Peter Frampton sold millions of records with the help of a customized Gibson guitar. Three decades ago, that guitar was destroyed in a plane crash ... or so he thought.

The story begins in 1970, when Frampton and his old band Humble Pie scored a gig playing two sets a night at the Fillmore West in San Francisco. Frampton says the first night was a rough go: The guitar he was using fed back at loud volumes and made soloing a chore. After the show, an audience member approached him and offered to help.

"He said, 'Well, look, I have a Les Paul that I've sort of modified myself a little. Would you like to try it tomorrow?'" Frampton tells weekends on All Things Considered host Guy Raz. "I said, 'Well, I've never really had much luck with Les Pauls, but you know what? At this point, I'll try anything.'"
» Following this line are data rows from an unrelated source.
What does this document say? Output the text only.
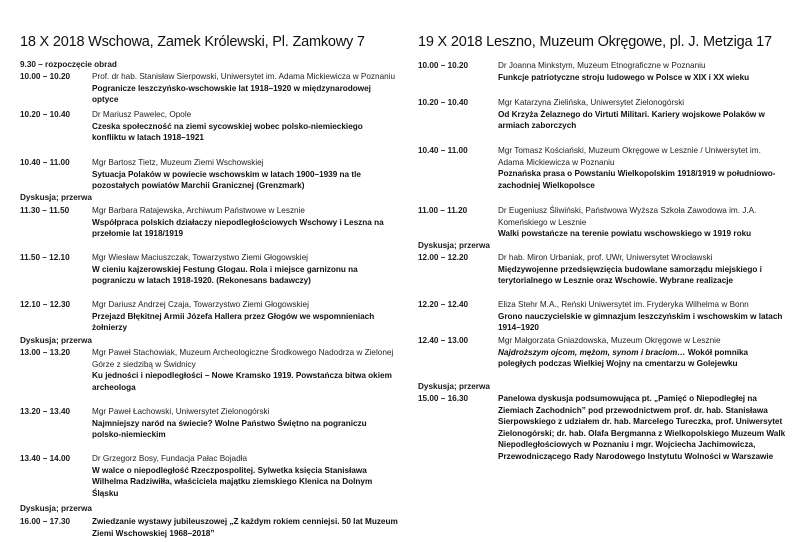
18 X 2018 Wschowa, Zamek Królewski, Pl. Zamkowy 7
9.30 – rozpoczęcie obrad
10.00 – 10.20	Prof. dr hab. Stanisław Sierpowski, Uniwersytet im. Adama Mickiewicza w Poznaniu
Pogranicze leszczyńsko-wschowskie lat 1918–1920 w międzynarodowej optyce
10.20 – 10.40	Dr Mariusz Pawelec, Opole
Czeska społeczność na ziemi sycowskiej wobec polsko-niemieckiego konfliktu w latach 1918–1921
10.40 – 11.00	Mgr Bartosz Tietz, Muzeum Ziemi Wschowskiej
Sytuacja Polaków w powiecie wschowskim w latach 1900–1939 na tle pozostałych powiatów Marchii Granicznej (Grenzmark)
Dyskusja; przerwa
11.30 – 11.50	Mgr Barbara Ratajewska, Archiwum Państwowe w Lesznie
Współpraca polskich działaczy niepodległościowych Wschowy i Leszna na przełomie lat 1918/1919
11.50 – 12.10	Mgr Wiesław Maciuszczak, Towarzystwo Ziemi Głogowskiej
W cieniu kajzerowskiej Festung Glogau. Rola i miejsce garnizonu na pograniczu w latach 1918-1920. (Rekonesans badawczy)
12.10 – 12.30	Mgr Dariusz Andrzej Czaja, Towarzystwo Ziemi Głogowskiej
Przejazd Błękitnej Armii Józefa Hallera przez Głogów we wspomnieniach żołnierzy
Dyskusja; przerwa
13.00 – 13.20	Mgr Paweł Stachowiak, Muzeum Archeologiczne Środkowego Nadodrza w Zielonej Górze z siedzibą w Świdnicy
Ku jedności i niepodległości – Nowe Kramsko 1919. Powstańcza bitwa okiem archeologa
13.20 – 13.40	Mgr Paweł Łachowski, Uniwersytet Zielonogórski
Najmniejszy naród na świecie? Wolne Państwo Świętno na pograniczu polsko-niemieckim
13.40 – 14.00	Dr Grzegorz Bosy, Fundacja Pałac Bojadła
W walce o niepodległość Rzeczpospolitej. Sylwetka księcia Stanisława Wilhelma Radziwiłła, właściciela majątku ziemskiego Klenica na Dolnym Śląsku
Dyskusja; przerwa
16.00 – 17.30	Zwiedzanie wystawy jubileuszowej „Z każdym rokiem cenniejsi. 50 lat Muzeum Ziemi Wschowskiej 1968–2018”
19 X 2018 Leszno, Muzeum Okręgowe, pl. J. Metziga 17
10.00 – 10.20	Dr Joanna Minkstym, Muzeum Etnograficzne w Poznaniu
Funkcje patriotyczne stroju ludowego w Polsce w XIX i XX wieku
10.20 – 10.40	Mgr Katarzyna Zielińska, Uniwersytet Zielonogórski
Od Krzyża Żelaznego do Virtuti Militari. Kariery wojskowe Polaków w armiach zaborczych
10.40 – 11.00	Mgr Tomasz Kościański, Muzeum Okręgowe w Lesznie / Uniwersytet im. Adama Mickiewicza w Poznaniu
Poznańska prasa o Powstaniu Wielkopolskim 1918/1919 w południowo-zachodniej Wielkopolsce
11.00 – 11.20	Dr Eugeniusz Śliwiński, Państwowa Wyższa Szkoła Zawodowa im. J.A. Komeńskiego w Lesznie
Walki powstańcze na terenie powiatu wschowskiego w 1919 roku
Dyskusja; przerwa
12.00 – 12.20	Dr hab. Miron Urbaniak, prof. UWr, Uniwersytet Wrocławski
Międzywojenne przedsięwzięcia budowlane samorządu miejskiego i terytorialnego w Lesznie oraz Wschowie. Wybrane realizacje
12.20 – 12.40	Eliza Stehr M.A., Reński Uniwersytet im. Fryderyka Wilhelma w Bonn
Grono nauczycielskie w gimnazjum leszczyńskim i wschowskim w latach 1914–1920
12.40 – 13.00	Mgr Małgorzata Gniazdowska, Muzeum Okręgowe w Lesznie
Najdroższym ojcom, mężom, synom i braciom… Wokół pomnika poległych podczas Wielkiej Wojny na cmentarzu w Golejewku
Dyskusja; przerwa
15.00 – 16.30	Panelowa dyskusja podsumowująca pt. „Pamięć o Niepodległej na Ziemiach Zachodnich” pod przewodnictwem prof. dr. hab. Stanisława Sierpowskiego z udziałem dr. hab. Marcelego Tureczka, prof. Uniwersytet Zielonogórski; dr. hab. Olafa Bergmanna z Wielkopolskiego Muzeum Walk Niepodległościowych w Poznaniu i mgr. Wojciecha Jachimowicza, Przewodniczącego Rady Narodowego Instytutu Wolności w Warszawie
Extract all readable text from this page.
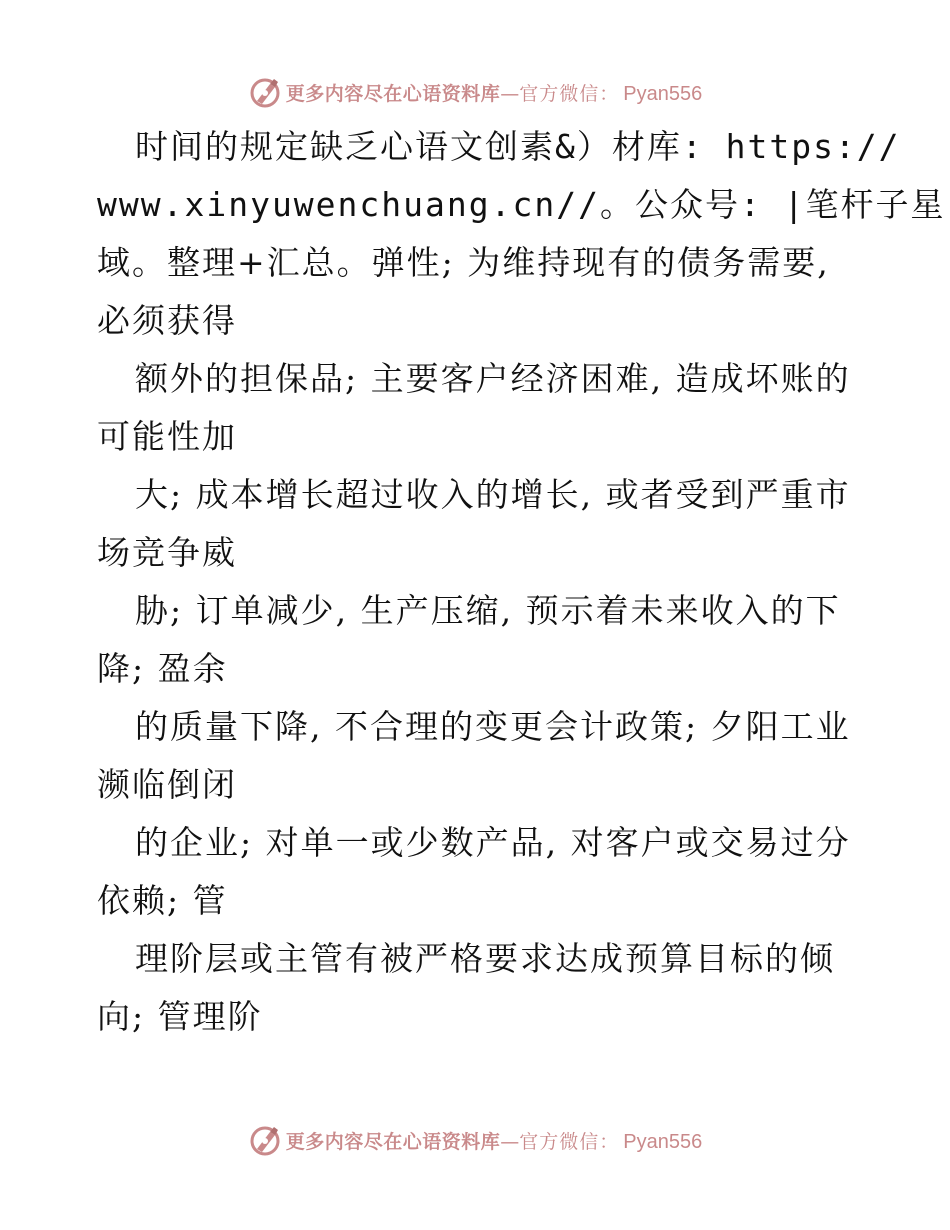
更多内容尽在心语资料库 — 官方微信： Pyan556
时间的规定缺乏心语文创素&）材库: https://
www.xinyuwenchuang.cn//。公众号: |笔杆子星
域。整理+汇总。弹性; 为维持现有的债务需要,
必须获得
额外的担保品; 主要客户经济困难, 造成坏账的
可能性加
大; 成本增长超过收入的增长, 或者受到严重市
场竞争威
胁; 订单减少, 生产压缩, 预示着未来收入的下
降; 盈余
的质量下降, 不合理的变更会计政策; 夕阳工业
濒临倒闭
的企业; 对单一或少数产品, 对客户或交易过分
依赖; 管
理阶层或主管有被严格要求达成预算目标的倾
向; 管理阶
更多内容尽在心语资料库 — 官方微信： Pyan556
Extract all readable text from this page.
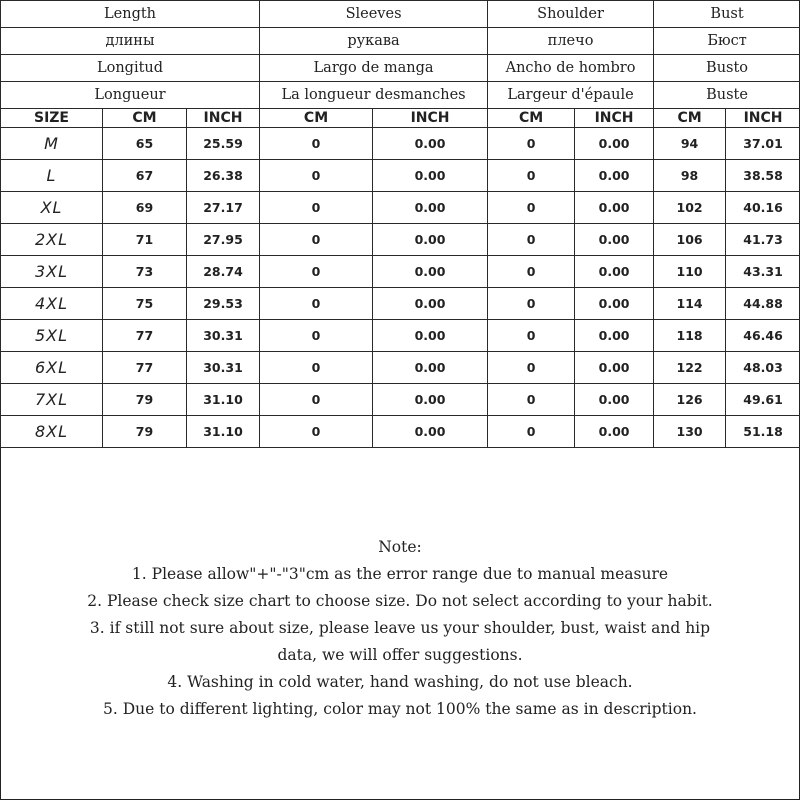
Length			Sleeves		Shoulder		Bust	
длины			рукава		плечо		Бюст	
Longitud			Largo de manga		Ancho de hombro		Busto	
Longueur			La longueur desmanches		Largeur d'épaule		Buste	
SIZE	CM	INCH	CM	INCH	CM	INCH	CM	INCH
M	65	25.59	0	0.00	0	0.00	94	37.01
L	67	26.38	0	0.00	0	0.00	98	38.58
XL	69	27.17	0	0.00	0	0.00	102	40.16
2XL	71	27.95	0	0.00	0	0.00	106	41.73
3XL	73	28.74	0	0.00	0	0.00	110	43.31
4XL	75	29.53	0	0.00	0	0.00	114	44.88
5XL	77	30.31	0	0.00	0	0.00	118	46.46
6XL	77	30.31	0	0.00	0	0.00	122	48.03
7XL	79	31.10	0	0.00	0	0.00	126	49.61
8XL	79	31.10	0	0.00	0	0.00	130	51.18
Note:
1. Please allow"+"-"3"cm as the error range due to manual measure
2. Please check size chart to choose size. Do not select according to your habit.
3. if still not sure about size, please leave us your shoulder, bust, waist and hip
data, we will offer suggestions.
4. Washing in cold water, hand washing, do not use bleach.
5. Due to different lighting, color may not 100% the same as in description.
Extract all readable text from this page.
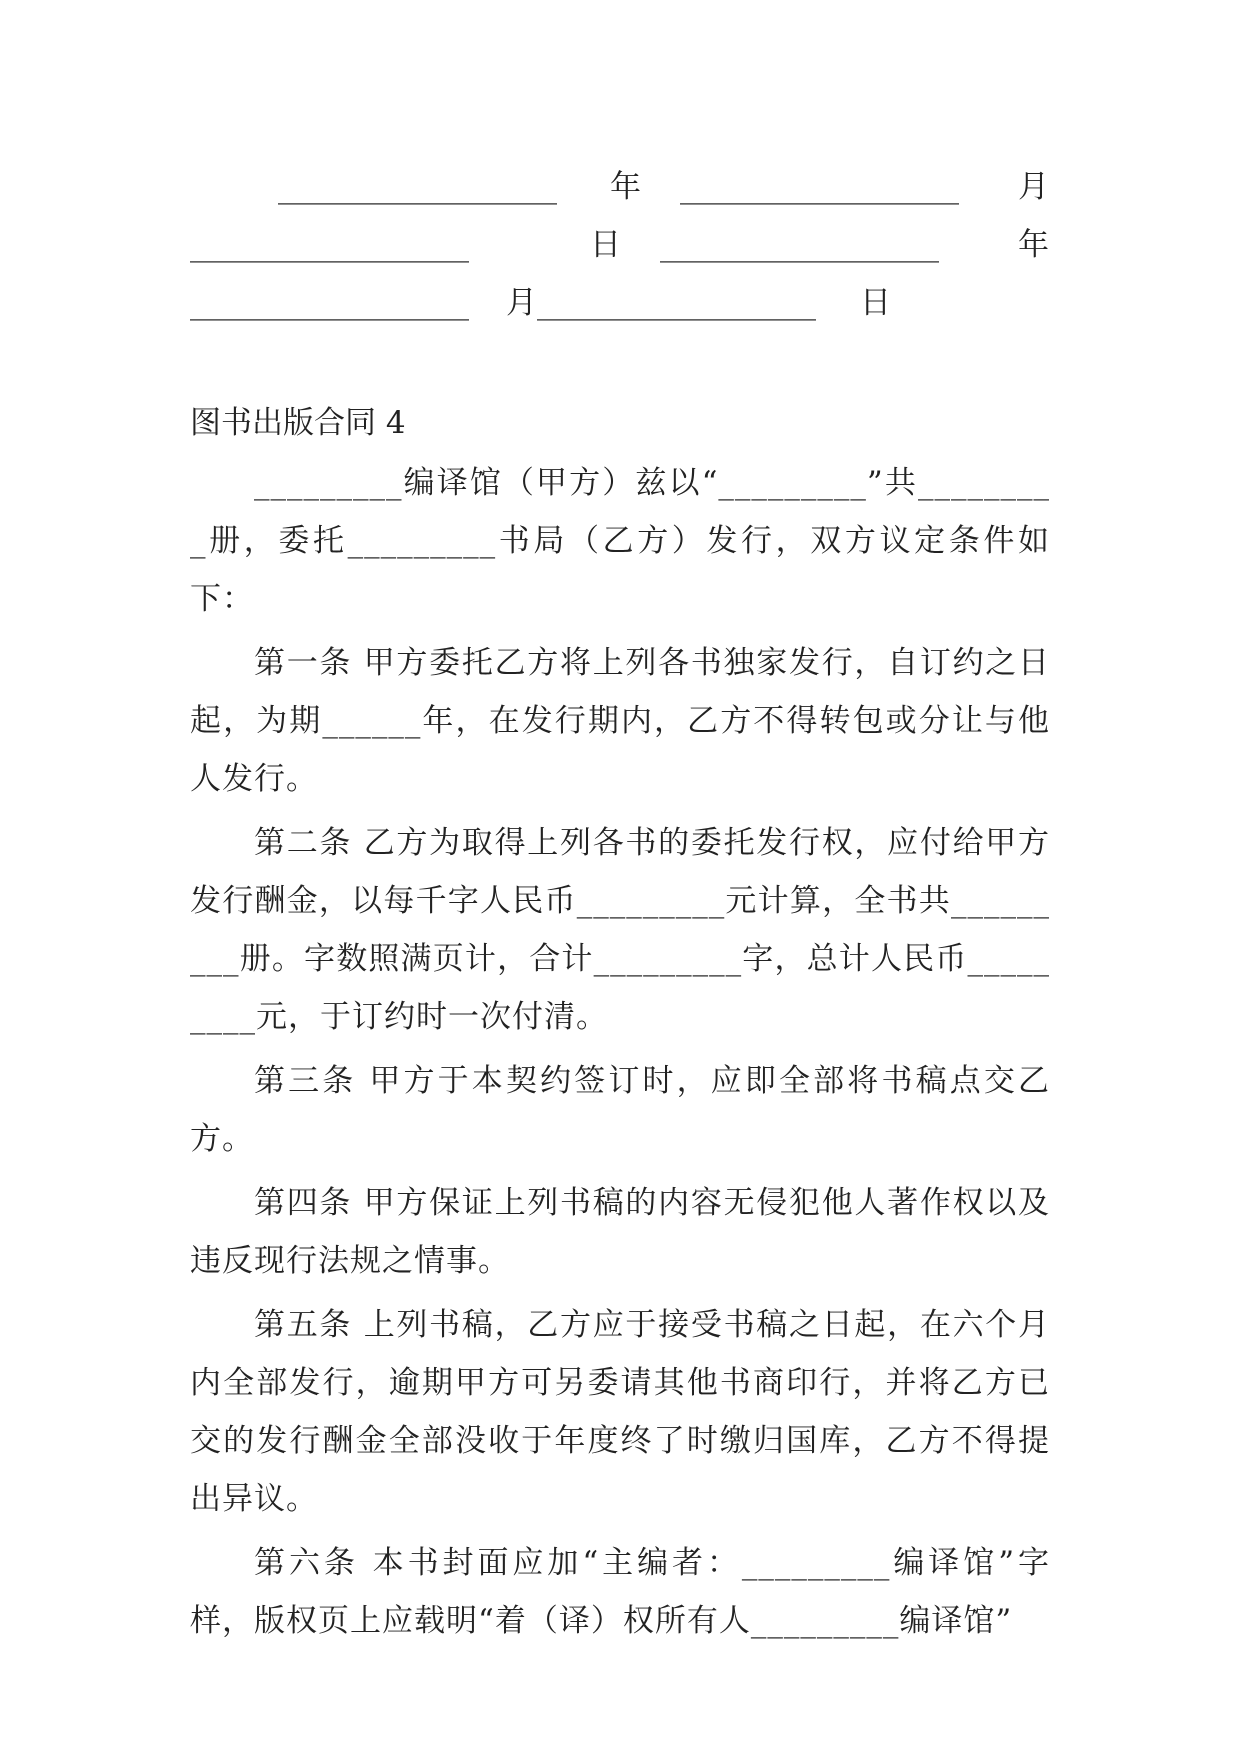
__________________ 年 __________________ 月
__________________	日 __________________	年
__________________ 月__________________ 日
图书出版合同 4

_________编译馆（甲方）兹以“_________”共_________册，委托_________书局（乙方）发行，双方议定条件如下：

第一条 甲方委托乙方将上列各书独家发行，自订约之日起，为期______年，在发行期内，乙方不得转包或分让与他人发行。

第二条 乙方为取得上列各书的委托发行权，应付给甲方发行酬金，以每千字人民币_________元计算，全书共_________册。字数照满页计，合计_________字，总计人民币_________元，于订约时一次付清。

第三条 甲方于本契约签订时，应即全部将书稿点交乙方。

第四条 甲方保证上列书稿的内容无侵犯他人著作权以及违反现行法规之情事。

第五条 上列书稿，乙方应于接受书稿之日起，在六个月内全部发行，逾期甲方可另委请其他书商印行，并将乙方已交的发行酬金全部没收于年度终了时缴归国库，乙方不得提出异议。

第六条 本书封面应加“主编者：_________编译馆”字样，版权页上应载明“着（译）权所有人_________编译馆”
The arrangement turned out to be love at first strum. "I used it that night, and for both sets, I don't think my feet touched the ground the whole time," Frampton says. "I mean, I levitated."

That guitar — a shiny black number with an added pickup — became Frampton's signature instrument. He continued to use it with Humble Pie, and in his solo material, played it almost exclusively for years. It even made the cover of his classic 1976 live album, Frampton Comes Alive!

In 1980, while Frampton was on tour in South America, the guitar was put on a cargo plane in Venezuela, en route to Panama. The plane crashed right after takeoff.

"Basically I'm thinking, 'It's gone,'" Frampton recalls. "But the thing is, I'm also sitting in a restaurant where I can see the pilot's wife. She's waiting in the hotel for her husband, who, unfortunately, didn't make it. So we were all overcome, because people lost their lives as well as our complete stage of gear."

What Frampton didn't know is that the guitar had survived, albeit with some bumps and bruises. It fell into the hands of a musician on the Caribbean island of Curaçao, who owned it for many years before a local guitar collector spotted it and contacted Frampton. After some negotiation, the guitar was returned to Frampton last month.

"It's sort of a matte black now — it's not shiny so much anymore. The binding needs a little bit of work on the neck; the electronics need replacing," Frampton says. He adds, though, that he'll limit repairs on the instrument to "whatever needs to be replaced on it to make it just playable. But it must retain its battle scars."

Frampton says he knows his diehard fans will be clamoring to see him play the unique guitar again, and he's more than happy to comply.

"Oh, it's got to go on the road," he says. "For it to be given back to me ... It's not something I'm going to hide in the closet."